A centralidade da comida como forma de afeto, a relação entre corpo e festa, a ideia de tempo circular. A própria estética brasileira, muitas vezes vendida como espontânea e despretensiosa, é fruto direto de sistemas simbólicos africanos que foram reinterpretados ao longo do tempo. Há uma lógica cultural que antecede o país, atravessa a violência colonial e emerge como base da nossa cultura.
Quando o Brasil tentou construir sua identidade moderna entre os anos 1930 e 1970, as religiões afro-brasileiras foram alvo simultâneo de perseguição e apropriação. O Estado criminalizava rituais ao mesmo tempo em que absorvia referências para vender a ideia de brasilidade ao mundo.

Exemplos? O samba enfrentou censura antes de virar símbolo nacional, a capoeira foi proibida antes de se tornar patrimônio cultural, o Candomblé foi alvo de operações policiais enquanto seus ritmos serviram como base ao carnaval e outros momentos. Tudo isso revela a relação contraditória entre poder e cultura no Brasil, onde a força dessas tradições não se deu por aceitação oficial, mas porque sobreviveram mesmo quando todas as estruturas trabalhavam contra elas.
Na contemporaneidade, a influência desses sistemas se expande para outras esferas. No cinema, nomes como Glauber Rocha e Zózimo Bulbul incorporaram cosmologias afro-brasileiras como linguagem de resistência.
Mesmo com essa presença ampla, o país continua reproduzindo violência simbólica contra essas religiões. Os ataques a terreiros aumentam a cada década, alimentados por racismo religioso, ignorância e instrumentalização política e a demonização dessas práticas não é resultado de conflito teológico, mas de continuidade histórica da perseguição ao que é negro. Por isso, compreender o papel das religiões afro-brasileiras é entender como cultura, política e memória se atravessam. Elas preservaram aquilo que o Brasil tentou esconder, a origem real do país, que não está na Europa, mas na África transportada à força para cá.

Ao longo dos últimos anos, a presença dessas referências na cultura se tornou mais visível. Artistas recolocaram elementos afro-diaspóricos no centro das discussões culturais, onde ao falar de Orixás, ancestralidade, corporeidade e espiritualidade.

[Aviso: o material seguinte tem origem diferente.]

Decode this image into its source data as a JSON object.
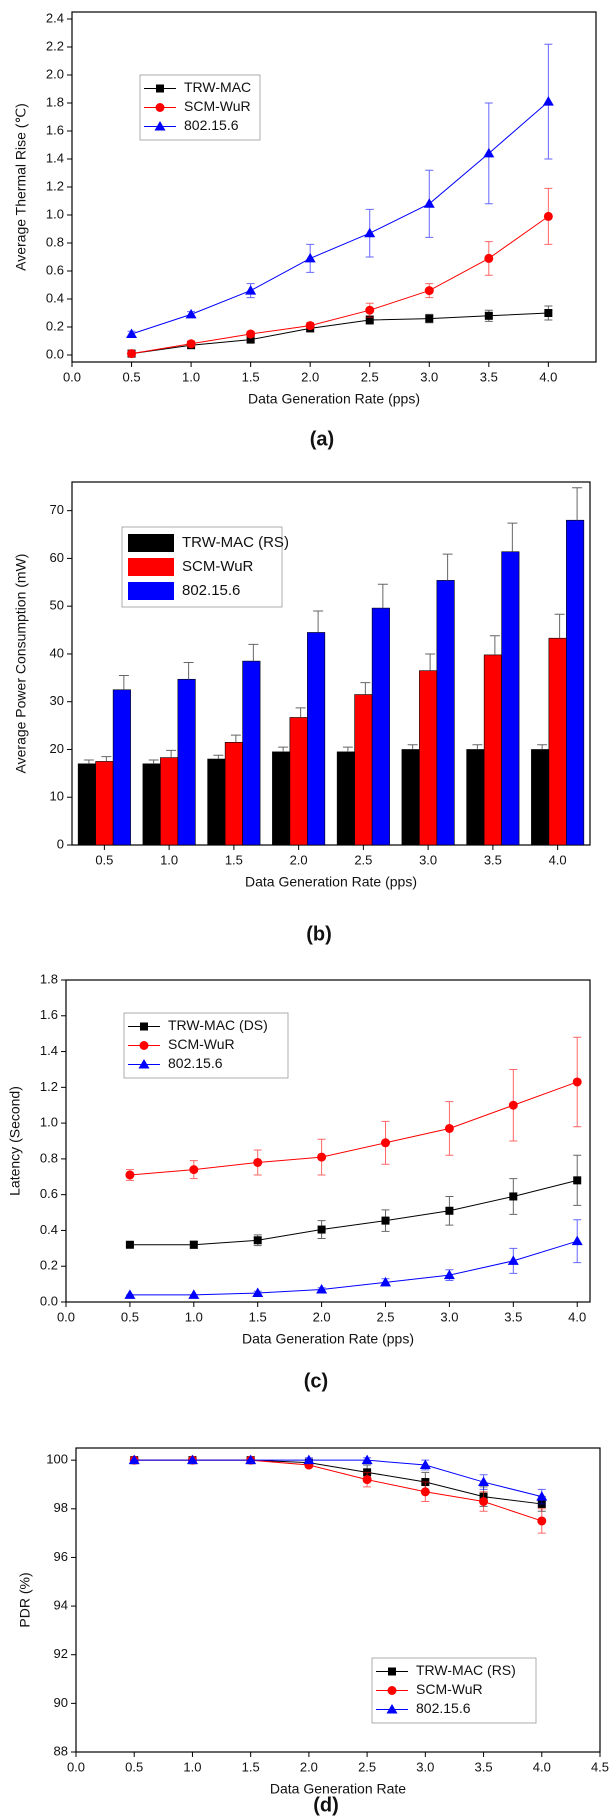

No dia da Consciência Negra, olhar para esses universos é reconhecer que parte significativa da cultura brasileira só existe porque houve resistência, porque existiram terreiros, porque existiram mães e pais de santo que guardaram histórias que nenhum livro contaria. A cultura que consumimos, a música que ouvimos, a estética que nos forma e a linguagem que utilizamos são atravessadas por essas tradições. A presença delas é a prova de que o Brasil real se sustentou naquilo que não foi legitimado pela história oficial, mas que continuou existindo porque fazia sentido para quem o vivia.